Scase wrote:RoteSchroder wrote:Scase wrote:Very well said. Only thing I would add to it, is with building the car before having the engine, if that pick doesn't result in the engine, the fall back is what? Trade the wheels, and 3 seats to get the engine, but have a car you can't drive?
The trade much like the jak one, in a vacuum is not bad. The player isn't the problem, the timing again, is. I've said this elsewhere, but had we grabbed a top 5-10 pick this year and next, and then we had a chance to pickup a player like BI cheap, I'd be all over it. I'm just tired of this FO constantly trying to force the issue, they need to stop trying to make fetch happen. No idea if anyone will get that reference lol.
I'm pro-tank, but not really a doomsday type of guy. Honestly, I don't think fans, management or owners have the patience for a 3-5 year rebuild, and if it ends up into a Philly/Detroit/Hawks/Charlotte/etc. type situation, it would basically be torture for the fanbase (MLSE will gladly take the money earned from false hope).

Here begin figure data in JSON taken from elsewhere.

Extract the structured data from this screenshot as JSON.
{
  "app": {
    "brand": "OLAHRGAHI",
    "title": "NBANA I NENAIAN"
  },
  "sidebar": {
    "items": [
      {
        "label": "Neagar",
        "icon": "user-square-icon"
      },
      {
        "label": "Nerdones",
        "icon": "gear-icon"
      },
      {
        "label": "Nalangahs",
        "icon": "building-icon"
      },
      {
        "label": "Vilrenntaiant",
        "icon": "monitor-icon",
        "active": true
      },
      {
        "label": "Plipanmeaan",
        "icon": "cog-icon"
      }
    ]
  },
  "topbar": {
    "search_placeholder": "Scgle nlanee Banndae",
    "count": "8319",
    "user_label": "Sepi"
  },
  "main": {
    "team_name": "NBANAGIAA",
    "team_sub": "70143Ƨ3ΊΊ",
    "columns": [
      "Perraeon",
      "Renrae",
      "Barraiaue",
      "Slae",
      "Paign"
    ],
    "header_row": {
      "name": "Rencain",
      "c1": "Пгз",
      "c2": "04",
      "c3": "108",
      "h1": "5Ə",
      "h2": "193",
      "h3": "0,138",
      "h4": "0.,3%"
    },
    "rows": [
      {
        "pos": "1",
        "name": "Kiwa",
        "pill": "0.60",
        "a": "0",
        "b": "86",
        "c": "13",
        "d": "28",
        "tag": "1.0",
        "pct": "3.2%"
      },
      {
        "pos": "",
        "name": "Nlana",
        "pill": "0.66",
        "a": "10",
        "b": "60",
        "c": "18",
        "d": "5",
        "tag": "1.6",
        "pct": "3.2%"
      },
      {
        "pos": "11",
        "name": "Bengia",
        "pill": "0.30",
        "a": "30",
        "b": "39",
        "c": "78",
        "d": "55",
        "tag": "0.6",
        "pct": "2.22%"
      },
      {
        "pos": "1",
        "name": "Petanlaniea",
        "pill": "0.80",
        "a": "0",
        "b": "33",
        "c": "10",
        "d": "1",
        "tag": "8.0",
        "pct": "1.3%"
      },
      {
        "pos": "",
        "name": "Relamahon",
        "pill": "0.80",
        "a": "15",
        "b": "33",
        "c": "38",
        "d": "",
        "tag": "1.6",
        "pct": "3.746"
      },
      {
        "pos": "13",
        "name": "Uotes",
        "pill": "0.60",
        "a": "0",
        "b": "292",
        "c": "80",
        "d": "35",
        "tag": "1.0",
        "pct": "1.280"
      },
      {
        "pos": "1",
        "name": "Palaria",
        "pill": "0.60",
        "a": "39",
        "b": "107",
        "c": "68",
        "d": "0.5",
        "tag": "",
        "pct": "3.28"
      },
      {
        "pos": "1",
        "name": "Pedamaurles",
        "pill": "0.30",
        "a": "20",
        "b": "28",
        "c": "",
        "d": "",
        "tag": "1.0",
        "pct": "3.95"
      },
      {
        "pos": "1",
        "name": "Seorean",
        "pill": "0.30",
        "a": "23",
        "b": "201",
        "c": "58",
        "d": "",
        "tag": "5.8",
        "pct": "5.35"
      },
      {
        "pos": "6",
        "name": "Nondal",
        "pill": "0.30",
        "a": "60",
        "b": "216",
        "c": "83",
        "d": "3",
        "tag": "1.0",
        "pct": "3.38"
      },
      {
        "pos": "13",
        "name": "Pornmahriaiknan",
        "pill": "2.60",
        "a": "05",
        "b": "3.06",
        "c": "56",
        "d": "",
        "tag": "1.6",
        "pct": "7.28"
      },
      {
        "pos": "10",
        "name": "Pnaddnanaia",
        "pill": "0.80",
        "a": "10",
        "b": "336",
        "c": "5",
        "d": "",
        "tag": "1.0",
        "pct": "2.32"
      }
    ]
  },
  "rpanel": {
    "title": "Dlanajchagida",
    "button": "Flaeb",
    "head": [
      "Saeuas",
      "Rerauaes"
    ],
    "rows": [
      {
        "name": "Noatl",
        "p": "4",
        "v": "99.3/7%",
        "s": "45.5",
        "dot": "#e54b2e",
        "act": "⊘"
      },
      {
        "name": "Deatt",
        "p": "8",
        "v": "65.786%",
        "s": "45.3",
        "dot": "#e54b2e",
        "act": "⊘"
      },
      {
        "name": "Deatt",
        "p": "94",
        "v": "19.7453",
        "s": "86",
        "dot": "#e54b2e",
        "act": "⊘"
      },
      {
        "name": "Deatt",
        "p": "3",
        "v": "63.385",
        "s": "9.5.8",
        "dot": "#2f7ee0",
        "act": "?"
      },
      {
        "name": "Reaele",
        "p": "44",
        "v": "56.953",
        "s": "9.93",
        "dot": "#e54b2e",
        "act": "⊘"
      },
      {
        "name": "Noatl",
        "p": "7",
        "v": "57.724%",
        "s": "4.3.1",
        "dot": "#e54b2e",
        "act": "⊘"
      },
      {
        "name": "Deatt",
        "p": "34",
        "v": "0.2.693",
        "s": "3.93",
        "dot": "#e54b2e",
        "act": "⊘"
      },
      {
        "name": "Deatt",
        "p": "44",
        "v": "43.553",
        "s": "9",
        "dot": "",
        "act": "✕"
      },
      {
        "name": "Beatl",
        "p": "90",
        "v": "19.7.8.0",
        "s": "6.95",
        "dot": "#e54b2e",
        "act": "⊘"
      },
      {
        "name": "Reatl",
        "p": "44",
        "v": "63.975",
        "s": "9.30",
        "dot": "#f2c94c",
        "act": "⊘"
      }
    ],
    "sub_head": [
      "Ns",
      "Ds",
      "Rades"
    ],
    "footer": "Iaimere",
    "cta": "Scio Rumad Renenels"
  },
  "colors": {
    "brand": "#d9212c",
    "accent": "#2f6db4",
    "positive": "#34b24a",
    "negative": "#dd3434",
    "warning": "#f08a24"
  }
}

If we don't get the "engine" with the 2025 pick, that kind of shows the downfall of tanking doesn't it? As opposed to getting a guaranteed borderline star who was a #2 pick. We're basically hoping for at least an Ingram level player with our top 5 pick and if we're lucky, a high-end all-star. Look at Ace Bailey vs Ingram..Ace doesn't have that much on-ball creation ability, will he really end up being better than Ingram? Harper, the consensus #2, struggles to finish in traffic and has a low release point on his jumpers like his brother. That could lead to some inconsistencies in the NBA. Ron in the G-league has had three 30+ point games in the last month, one game with 11 threes, yet he's still wildly inconsistent. Dylan's 3 point shooting is also very up and down, can he develop better consistency with that shooting form?
Opportunities also don't necessary appear when you want it to. In two years, BI will likely have settled down with another team or be expensive to trade for or be injury prone to the point where you don't even want him. The situation for players needs to be right..too old and we only have a short window. We could squander our assets like teams did with Durant. If the player is good with no real problems and we have to pay a fortune. We bought very low on BI.
I have had to say this many times, so I'll say it again.
The purpose of the pick isn't just getting a high level player, it is getting a high level player that you have under strict contract control for the better part of a decade. It is having a high impact player on a contract making less than 15mil a year. That kind of contract gives you flexibility to add players like BI and get good teams built. But you don't go out and get the BI player before you have the other parts of the car as in the above analogy.
And so what if the opportunities don't appear when you want them to, whatever happened to Masai and his endless patience? You add a top 5 pick to the roster w/o BI and you still have a solid core to move forward with and grow. This is just another instance of putting the cart before the horse. I'm glad the cost for acquiring BI was low, but as I already stated, the issue is not the asset cost, or even the player, but rather the timing. The KD trade would've been bad cause we would have gutted our roster and not have enough players to field a competitive team. The BI trade is bad because we don't have a good enough team to add him to, adding BI is supposed to be the cherry on the sundae move, not the first 2 scoops of vanilla.
A lot of it seems circumstantial, we have contract control for almost a decade, but also a lot of players need to be developed for almost a decade. We could be just developing players for other teams. Powell, Siakam and Derozan all weren’t at their peaks in Toronto. RJ didn’t work out for the Knicks, Ingram didn’t work out for the Lakers.
Also, if BI gets healthy, he’s our best player. He’s a part of the sundae, not the cherry. The risk is essentially his health. This would be the equivalent of trading for Lowry.
Lowry was 26, not an established player and supposedly a headcase. Ingram is 27, an established player, but injury prone.
Both were traded for mid-level picks.